Trailer after trailer has teased fans of the strange and suspicious, tantalizing them with star-studded snippets of Jordan Peele’s reboot of genre anthology series The Twilight Zone. Now the first reviews are out and fans know a little bit more about what to expect — and Peele keeps his run of horror-helming unmarred.
The clips have looked good, but the CBS All Access show needed to execute its twisted stories of horror and sci-fi in order to live up to the beloved original. Did it work? Does it hang with one of the best shows of all time? We’ll let the critics say in their own words:
Variety’s Daniel D'Addario writes that the show is a “mismatch of talents” between Peele, his cast, and the classic format of the original. What the critic calls a “flavorless homage” lacks much of the original’s thematic bite — no oomph behind the horror, the twists, and the surprise. D’Addario compares it to Black Mirror, a show which he says does these things better. In the end, the show has too many details, too-long episodes, and not enough behind them all.

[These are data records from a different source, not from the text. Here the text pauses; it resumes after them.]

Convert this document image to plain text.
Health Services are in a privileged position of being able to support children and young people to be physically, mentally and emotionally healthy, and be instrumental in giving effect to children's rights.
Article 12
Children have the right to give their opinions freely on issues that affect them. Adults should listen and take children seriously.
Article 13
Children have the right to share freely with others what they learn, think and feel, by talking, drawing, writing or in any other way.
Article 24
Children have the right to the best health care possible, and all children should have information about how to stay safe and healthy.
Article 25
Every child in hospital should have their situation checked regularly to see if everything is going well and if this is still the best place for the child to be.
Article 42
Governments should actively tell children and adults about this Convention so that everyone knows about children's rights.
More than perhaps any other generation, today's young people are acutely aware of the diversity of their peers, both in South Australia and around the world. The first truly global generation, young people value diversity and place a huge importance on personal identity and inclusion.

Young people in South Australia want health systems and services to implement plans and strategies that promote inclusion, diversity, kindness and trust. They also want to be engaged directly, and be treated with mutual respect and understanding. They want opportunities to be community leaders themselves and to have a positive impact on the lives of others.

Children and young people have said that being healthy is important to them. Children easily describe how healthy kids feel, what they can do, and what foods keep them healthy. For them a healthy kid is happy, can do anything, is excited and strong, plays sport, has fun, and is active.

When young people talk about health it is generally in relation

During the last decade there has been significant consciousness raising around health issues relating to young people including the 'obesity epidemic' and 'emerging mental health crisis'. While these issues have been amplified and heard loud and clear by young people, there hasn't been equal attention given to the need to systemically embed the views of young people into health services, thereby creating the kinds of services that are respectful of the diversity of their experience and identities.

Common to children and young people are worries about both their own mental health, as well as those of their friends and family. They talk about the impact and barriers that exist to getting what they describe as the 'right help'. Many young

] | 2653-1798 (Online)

Ben Travers over at IndieWire, on the other hand, disagrees with basically all of that. He thinks the new version of the show is “thoughtful, personal, and aggressive in its mission to expand our perspectives,” which ends up making it a “more than worthy follow-up.” However, he too notes that some episodes are far too long — something that is handled on a case-by-base basis rather than a broad damnation of the series. His final praise goes to the creative hiring of the series, noting that cast, writers, and directors are all sleeper favorites getting to express themselves under a creative lead out to make his mark.
According to Slashfilm’s Chris Evangelista, the truth is more mixed. Some work and some don’t: It’s the nature of the anthology, but when it all clicks, the results are “exquisite.” Some of this inconsistency is because the episodes seem to have a hard time sticking the landing. The acting, the plotting — it’s all fun. But when it comes to nailing the twist and making it stick like the original’s elegant finales, that’s when Peele’s revival balks.
Finally, TV Guide's Tim Surette explained that the homage is actually “loving” and is the first to “live up to the feel of the original.” Peele himself is billed as the best bit of the show, simply because his dark-suited stoicism is so nostalgic for Rod Serling’s original narrator. Surette writes that when judging the episodes, it’s always easier to value “their peaks rather than their valleys” — something that’s held true for anthologies since their inception. He agrees with his peers that while there’s inconsistency here, enough good is done to make the trip out of the dimension worth it.
The Twilight Zone premieres April 1.